[Proj] libproj4 thread safety
Patrick Mézard
pmezard at gmail.com
Wed Feb 23 16:04:18 EST 2005
On Wed, 23 Feb 2005 13:14:26 -0500, Gerald Evenden
<gerald.evenden at verizon.net> wrote:
> Before these emails get tooo long and complicated, let me suggest the
> following:
>
> pj_init return a pointer if an error free initialization of a
> projections occurs otherwise
> a null value when an error occurs and the pj_errno global may be
> checked for
> the reason for failure.
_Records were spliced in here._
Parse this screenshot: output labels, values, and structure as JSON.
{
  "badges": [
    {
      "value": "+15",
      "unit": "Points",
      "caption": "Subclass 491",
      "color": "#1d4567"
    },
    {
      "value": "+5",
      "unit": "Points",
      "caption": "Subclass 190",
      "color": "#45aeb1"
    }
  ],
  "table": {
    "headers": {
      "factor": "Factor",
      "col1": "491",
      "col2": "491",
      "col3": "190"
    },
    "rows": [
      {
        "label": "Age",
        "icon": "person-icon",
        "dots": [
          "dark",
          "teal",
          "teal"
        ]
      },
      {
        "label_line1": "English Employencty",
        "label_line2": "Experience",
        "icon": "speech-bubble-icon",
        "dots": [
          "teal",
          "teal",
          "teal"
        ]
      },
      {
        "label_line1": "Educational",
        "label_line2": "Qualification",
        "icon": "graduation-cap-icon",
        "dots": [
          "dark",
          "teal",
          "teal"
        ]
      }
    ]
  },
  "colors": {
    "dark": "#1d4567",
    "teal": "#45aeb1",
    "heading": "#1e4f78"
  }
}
THIS IS THE ONLY place pj_errno will be
> employed.
> Any subsequent call to pj_init will immediately reset pj_errno prior to
> processing
> the request.
>
> The return structure may be modified by pj_fwd or pj_inv but pj_errno
> will not
> be affected by any calls to these routines.
>
> Errors in the calls to pj_fwd and pj_inv will be indicated by HUGE
> values in
> both elements of the return structure. Each call to pj_fwd/pj_inv will
> cause
> reset of any error flags associated with the argument projection
> structure
> a the beginning of processing the request.
>
> A call to int pj_error(void *pj) will return the error status of the
> structure pj
> which reflects the last pj_fwd/pj_inv call with THAT pj structure. A
> negative number indicates an
> error occurred. To get description follow current procedures with
> pj_errno.
You no longer store the errno within pj_errno ? To check a single
return code is much better than two. However, I do not even know if
you can fold errno as a positive int value. The best thing is probably
to translate errno to internal pj_errno values. But that was not the
question :-).
> The error code status in the pj structure is the only thing that is
> likely to change.
> I do not consider pj as const inside the library.
So, pj is the execution context for the library. I thought about that
before I noticed there were other public functions in lib_proj.h which
could fail and did not take a pj in input. I do not know whether it
would make your proposal harder to implement or not, you tell us...
Actually this is the best way to go, IMHO.